Crédit photos : Martin Wilhelm

Depuis l’éviction de Caléo de la nouvelle délégation de service public (DSP) pour la gestion de l’eau potable dans une partie de la Communauté de communes de la Région de Guebwiller (CCRG), la contestation semble s’inscrire dans la durée.

La récente mobilisation menée par les salariés et soutenue par les syndicats s’inscrit dans la lignée des événements houleux qui ont marqué les conseils communautaires de juillet (voir notre précédent article).

Une manifestation CGT jeudi 24 juillet

Jeudi soir 24 juillet, la CGT a mené une nouvelle manifestation devant le siège de la CCRG, réunissant une cinquantaine de personnes malgré les vacances scolaires, et la pluie. Ce rassemblement témoigne de la persistance de la détermination des salariés et des soutiens de Caléo, pour la défense de l’emploi et le maintien d’un service public de proximité.

Des mobilisations successives ces dernières semaines

Après la première séance du conseil communautaire écourtée début juillet, une nouvelle mobilisation notable s’est déroulée le jeudi 10 juillet. Ce soir-là, représentants de Caléo et soutiens (dont des opposants à la Zac Daweid) se sont à nouveau réunis devant le siège de la CCRG, déployant banderoles et cornes de brume, pour dénoncer l’exclusion de leur entreprise du processus.

La manifestation a provoqué certaines tensions : la gendarmerie a dû intervenir pour garantir l’accès à la salle aux conseillers communautaires, certains élus prenant le temps de dialoguer avec les manifestants, parfois de manière vive. Malgré l’absence du dossier Caléo à l’ordre du jour, la contestation s’est fait entendre jusque dans l’enceinte communautaire.
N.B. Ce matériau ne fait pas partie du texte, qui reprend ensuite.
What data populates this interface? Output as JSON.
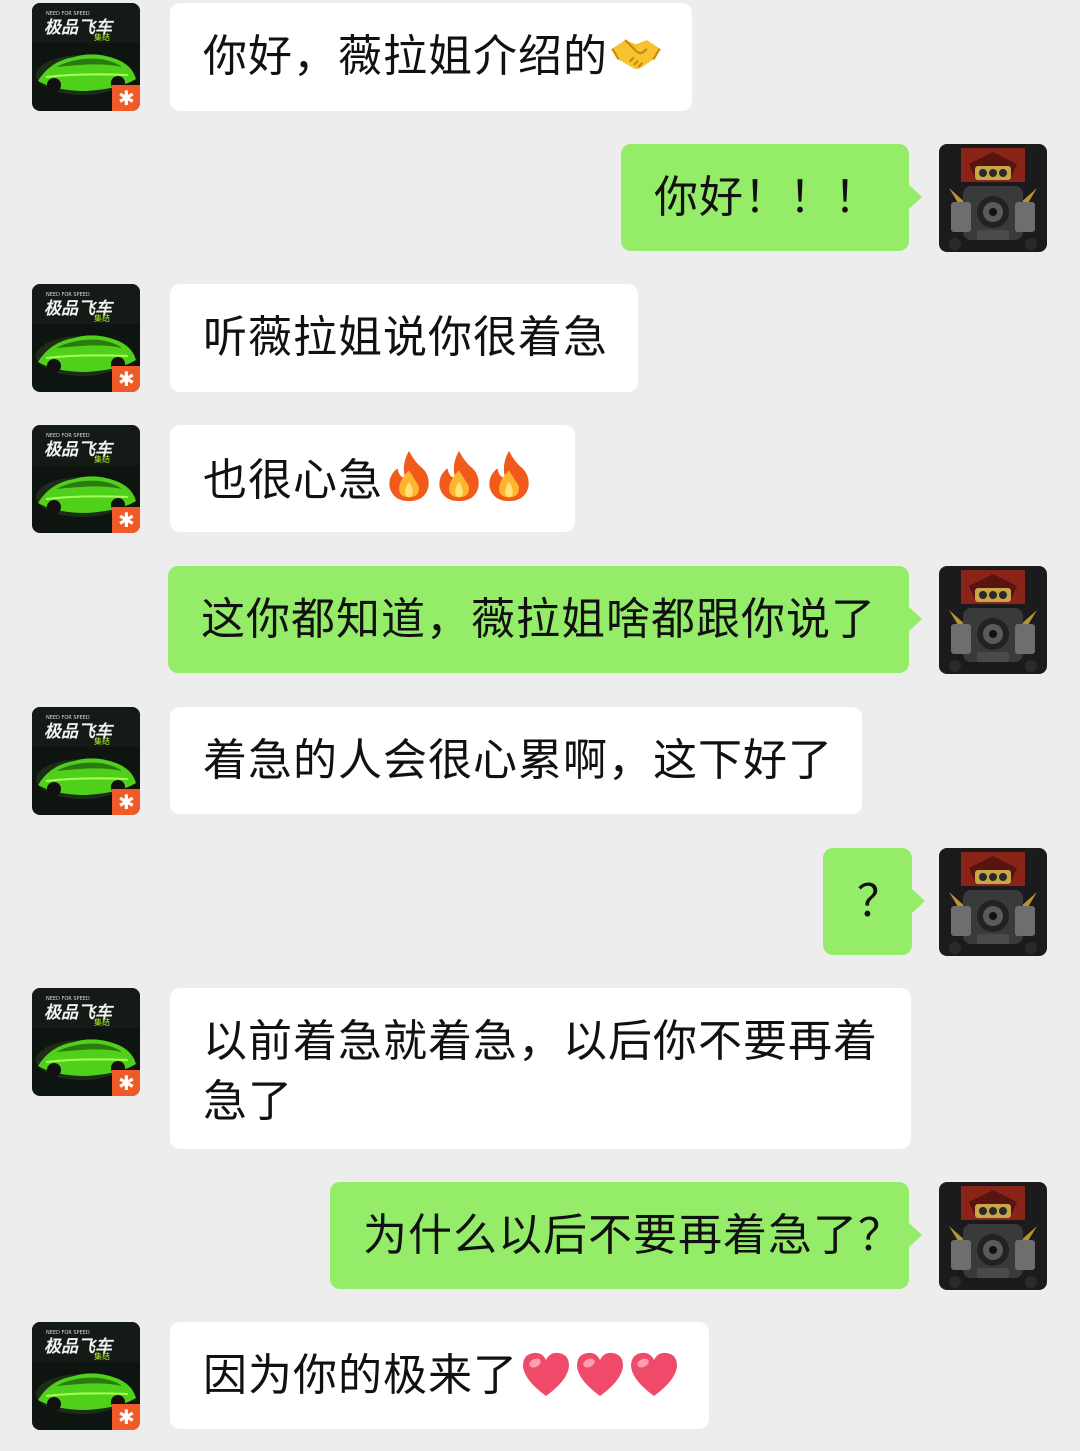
{
  "messages": [
    {
      "side": "in",
      "text": "你好，薇拉姐介绍的",
      "emoji": [
        "handshake"
      ]
    },
    {
      "side": "out",
      "text": "你好！！！",
      "emoji": []
    },
    {
      "side": "in",
      "text": "听薇拉姐说你很着急",
      "emoji": []
    },
    {
      "side": "in",
      "text": "也很心急",
      "emoji": [
        "fire",
        "fire",
        "fire"
      ]
    },
    {
      "side": "out",
      "text": "这你都知道，薇拉姐啥都跟你说了",
      "emoji": []
    },
    {
      "side": "in",
      "text": "着急的人会很心累啊，这下好了",
      "emoji": []
    },
    {
      "side": "out",
      "text": "？",
      "emoji": []
    },
    {
      "side": "in",
      "text": "以前着急就着急，以后你不要再着急了",
      "emoji": []
    },
    {
      "side": "out",
      "text": "为什么以后不要再着急了？",
      "emoji": []
    },
    {
      "side": "in",
      "text": "因为你的极来了",
      "emoji": [
        "heart",
        "heart",
        "heart"
      ]
    }
  ],
  "avatars": {
    "left": {
      "icon": "need-for-speed-avatar",
      "caption": "极品飞车"
    },
    "right": {
      "icon": "engine-avatar"
    }
  },
  "colors": {
    "background": "#ededed",
    "incoming_bubble": "#ffffff",
    "outgoing_bubble": "#95ec69"
  }
}
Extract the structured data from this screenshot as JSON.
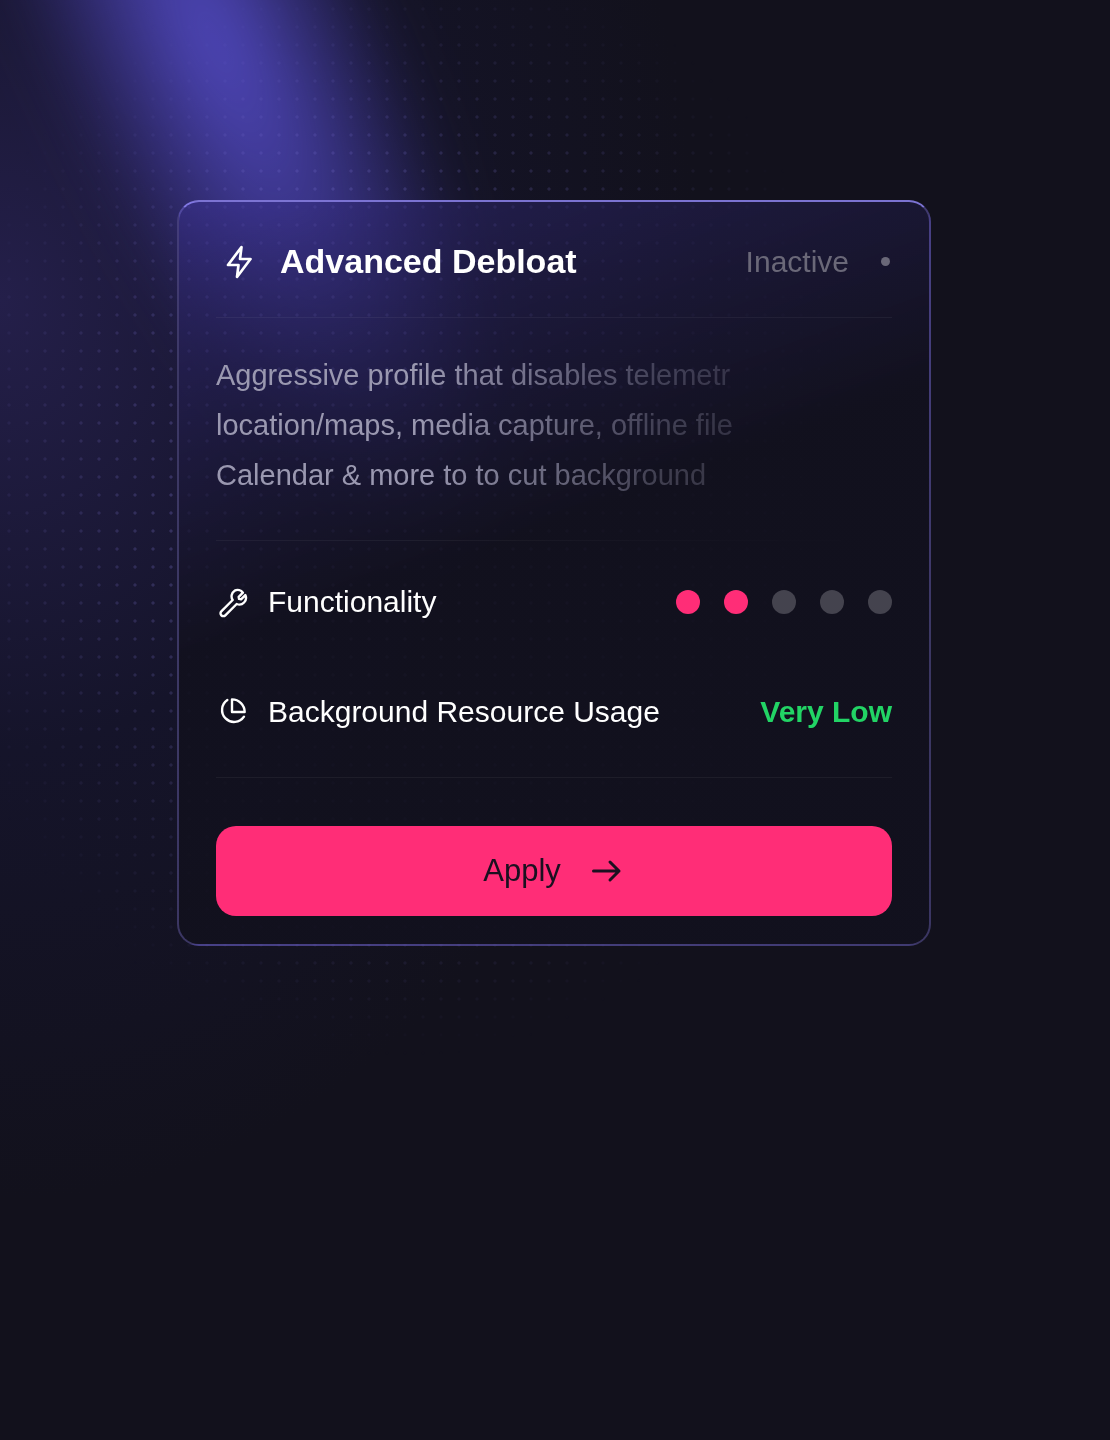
{
  "card": {
    "title": "Advanced Debloat",
    "status": {
      "label": "Inactive",
      "active": false
    },
    "description": [
      "Aggressive profile that disables telemetr",
      "location/maps, media capture, offline file",
      "Calendar & more to to cut background"
    ],
    "metrics": [
      {
        "kind": "dots",
        "label": "Functionality",
        "stars": 2
      },
      {
        "kind": "value",
        "label": "Background Resource Usage",
        "value": "Very Low",
        "color": "#22d465"
      }
    ],
    "button": {
      "label": "Apply"
    }
  }
}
L’élu guebwillerois Claude Muller remettant ouvertement en cause les choix opérés par l’exécutif communautaire, provoquant l’ire de Marcello Rotolo.

Malgré une forte mobilisation citoyenne, ainsi que de multiples propositions formulées, notamment la création d’une société publique locale ou l’entrée de la CCRG au capital de Caléo, la majorité exécutive a opposé un refus catégorique, se retranchant, selon Guillaume Bedu, délégué CGT, « systématiquement derrière des règlements ». Aucun véritable débat n’a donc pu avoir lieu à ce stade.

Les tensions ont culminé lors d’une nouvelle séance interrompue, cette fois-ci pour cause de coupure d’électricité – événement qui n’aura pas entamé la détermination des soutiens de Caléo à poursuivre leur action. Malgré les vacances scolaires et la lassitude qui pourrait poindre, les opposants au choix de la CCRG sont déjà mobilisés pour les échéances de la rentrée.

Une décision qui interroge les manifestant-e-s

La procédure qui a conduit à écarter Caléo pose question aux yeux des syndicats. Classée quatrième par la commission de délégation de service public avant même d’avoir pu défendre pleinement son dossier, l’entreprise locale (qui s’est seule positionnée pour la distribution du gaz) a vu son accès à la phase de négociation lui être refusé, au profit de trois grands groupes nationaux, Véolia, Suez et Saur.

Pour Guillaume Bedu et les représentants des salariés, cette éviction « injustifiable » menace 14 emplois locaux et écarte un acteur ancré sur le territoire, reconnu pour son service de proximité et sa réactivité.

Au-delà de la question sociale, les soutiens de Caléo dénoncent aussi un manque de transparence et d’équité dans la grille d’évaluation retenue par la collectivité, s’inquiétant de voir la logique de proximité remplacée par une gestion lointaine, déconnectée des réalités du quotidien des usagers.

Quelle suite ?

Face à la rigidité de l’exécutif communautaire, la stratégie syndicale s’oriente désormais vers une mobilisation citoyenne durable et la recherche d’un débat public élargi.

« On va continuer à se mobiliser », affirme Guillaume Bedu, qui espère une reprise en nombre dès septembre. La pétition en ligne contre la suppression des services de proximité a recueilli plus de 850 signataires et les élus opposés à l’éviction de l’entreprise locale ne cachent plus leur volonté d’obtenir une réévaluation du dossier.

En dépit du blocage actuel, le bras de fer autour de la gestion publique de l’eau n’est donc pas terminé à Guebwiller. Les mois à venir s’annoncent décisifs pour l’avenir du service local de l’eau et pour tous ses salariés de Caléo.

Contacté, Marcello Rotolo, président de la communauté de commune, n’a pas pu être joint.